One of the reasons why it’s important to think about explicitly about downward causation in society is how it interacts with considerations of social and economic justice.
Purely bottom-up effects can seem to have a different social valence than top-down effects.
One example, as noted by David Massad, has to do with segregation in housing. Famously, the Schelling segregation model shows how segregation in housing could be the result of autonomous individual decisions by people with a small preference for being with others like themselves (homophily). But historically in the United States, one factor influencing segregation was redlining, a top-down legal process.
Today, there is no question that there is great inequality in society.

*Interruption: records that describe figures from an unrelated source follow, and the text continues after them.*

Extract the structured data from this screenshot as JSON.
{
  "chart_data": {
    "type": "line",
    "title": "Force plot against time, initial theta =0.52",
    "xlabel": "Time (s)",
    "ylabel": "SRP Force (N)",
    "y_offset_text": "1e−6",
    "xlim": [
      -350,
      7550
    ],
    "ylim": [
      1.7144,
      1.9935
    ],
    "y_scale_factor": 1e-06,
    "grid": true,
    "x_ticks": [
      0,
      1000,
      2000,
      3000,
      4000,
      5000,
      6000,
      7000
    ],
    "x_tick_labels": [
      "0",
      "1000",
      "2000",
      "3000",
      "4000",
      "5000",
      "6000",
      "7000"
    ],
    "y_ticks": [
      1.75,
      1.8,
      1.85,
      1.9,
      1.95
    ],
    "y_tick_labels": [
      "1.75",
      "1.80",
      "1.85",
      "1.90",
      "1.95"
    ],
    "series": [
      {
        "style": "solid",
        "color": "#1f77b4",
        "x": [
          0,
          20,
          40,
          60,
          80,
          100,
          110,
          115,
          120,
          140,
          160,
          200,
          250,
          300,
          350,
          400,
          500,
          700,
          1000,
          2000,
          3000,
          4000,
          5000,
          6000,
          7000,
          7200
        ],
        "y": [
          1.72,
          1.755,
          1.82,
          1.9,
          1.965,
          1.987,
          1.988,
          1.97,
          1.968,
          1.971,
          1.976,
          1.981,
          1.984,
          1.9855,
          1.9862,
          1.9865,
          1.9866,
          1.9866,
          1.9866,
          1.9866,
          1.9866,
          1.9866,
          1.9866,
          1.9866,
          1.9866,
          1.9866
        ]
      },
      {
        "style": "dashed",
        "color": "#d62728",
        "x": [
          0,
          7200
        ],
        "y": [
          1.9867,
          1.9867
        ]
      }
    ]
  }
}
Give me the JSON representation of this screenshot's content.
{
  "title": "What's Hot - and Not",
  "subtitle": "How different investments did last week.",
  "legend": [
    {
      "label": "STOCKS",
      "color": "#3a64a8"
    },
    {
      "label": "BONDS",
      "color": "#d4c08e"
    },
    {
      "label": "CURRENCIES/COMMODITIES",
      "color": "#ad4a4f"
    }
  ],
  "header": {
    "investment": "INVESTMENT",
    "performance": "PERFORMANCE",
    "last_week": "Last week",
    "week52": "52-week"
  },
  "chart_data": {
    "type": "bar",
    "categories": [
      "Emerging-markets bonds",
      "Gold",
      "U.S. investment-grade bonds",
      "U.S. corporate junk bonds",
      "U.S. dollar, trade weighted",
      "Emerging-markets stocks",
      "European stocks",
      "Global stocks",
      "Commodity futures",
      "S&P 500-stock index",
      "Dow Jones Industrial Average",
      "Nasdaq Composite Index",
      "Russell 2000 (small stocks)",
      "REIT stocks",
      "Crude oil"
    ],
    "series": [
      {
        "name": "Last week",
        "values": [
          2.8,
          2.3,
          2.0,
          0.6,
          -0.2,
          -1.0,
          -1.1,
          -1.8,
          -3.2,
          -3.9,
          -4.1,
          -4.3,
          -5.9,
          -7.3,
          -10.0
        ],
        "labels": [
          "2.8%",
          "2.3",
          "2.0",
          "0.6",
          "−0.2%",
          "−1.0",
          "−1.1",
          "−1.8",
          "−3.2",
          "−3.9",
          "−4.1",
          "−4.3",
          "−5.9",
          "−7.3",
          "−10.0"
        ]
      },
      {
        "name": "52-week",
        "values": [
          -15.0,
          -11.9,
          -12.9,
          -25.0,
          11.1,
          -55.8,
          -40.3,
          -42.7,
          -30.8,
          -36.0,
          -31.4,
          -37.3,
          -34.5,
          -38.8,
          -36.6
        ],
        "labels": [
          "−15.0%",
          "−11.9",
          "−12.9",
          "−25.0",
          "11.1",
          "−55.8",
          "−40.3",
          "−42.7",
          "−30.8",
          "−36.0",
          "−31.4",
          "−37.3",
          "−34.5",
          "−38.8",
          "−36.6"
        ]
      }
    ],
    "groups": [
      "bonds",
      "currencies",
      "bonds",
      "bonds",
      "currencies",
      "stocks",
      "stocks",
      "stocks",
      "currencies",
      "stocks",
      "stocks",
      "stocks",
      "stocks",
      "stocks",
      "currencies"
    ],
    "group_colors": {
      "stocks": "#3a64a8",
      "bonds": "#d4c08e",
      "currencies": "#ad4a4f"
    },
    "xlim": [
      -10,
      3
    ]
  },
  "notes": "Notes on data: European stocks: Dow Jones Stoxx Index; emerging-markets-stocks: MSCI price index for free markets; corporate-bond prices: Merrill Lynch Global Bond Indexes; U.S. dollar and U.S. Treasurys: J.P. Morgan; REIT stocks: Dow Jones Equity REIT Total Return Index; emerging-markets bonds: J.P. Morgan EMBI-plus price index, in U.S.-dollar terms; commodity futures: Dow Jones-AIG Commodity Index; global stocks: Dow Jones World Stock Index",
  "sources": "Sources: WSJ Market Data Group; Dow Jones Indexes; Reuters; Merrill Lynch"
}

But the mechanism behind that inequality is unknown (at least to me, in my current informal investigation of the topic). One explanation, no doubt overly simplified, would be to say that wealth distribution is just a disorganized heavy tail distribution. A more specific account from Piketty would frame the problem as an organized heavy tail distribution based on the feedback effect of the relative difference in rate of return on capital versus labor. Naidu would argue that this difference in the rate of return is due to political agency on the part of capitalists, which would imply a downward causation mechanism from capitalist class interest to individual wealth distributions.
The key thing to note here is that the mere fact of inequality does not give us a lot to distinguish empirically between these competing hypotheses.
It is possible that the specific distribution (i.e cumulative density function) of inequality can shed light on which, if any, of these hypotheses hold. To work this out, we would need to come up with a likelihood function for the probability of the wealth distributions occurring under each hypothesis. Likely the result would be subtle: the difference in the likelihood functions would be about not that but how much inequality results, and whether and in what ways the wealth distribution is stratified.
Of course, another approach would be to collect other data besides the wealth distribution that bears on the problem. But what would that be? The legal record of the tax code, perhaps. But this does not straightforwardly solve our problem. Whatever the laws are and however they have changed, we cannot be sure of their effect on economic outcomes without testing them somehow against the empirical distribution again.
Another challenge to teasing these hypotheses apart is that they are not entirely distinct from each other. A disorganized heavy tail distribution posits a large number of contributing factors. Difference in rate of return on capital may be one important factor. But is it everything? Need it be everything to be an important social scientific theory?
A principled way of going about the problem would be to regress the total distribution against a number of potential factors, including capital returns and income and whatever other factors come to mind. This is the approach naturally taken in data science and machine learning. The result would be the identification of a vector of coefficients that would indicate the relative importance of different factors on total wealth.
Suppose there are 20 such factors, any one of which can be removed with minimal impact on the overall outcome. What then?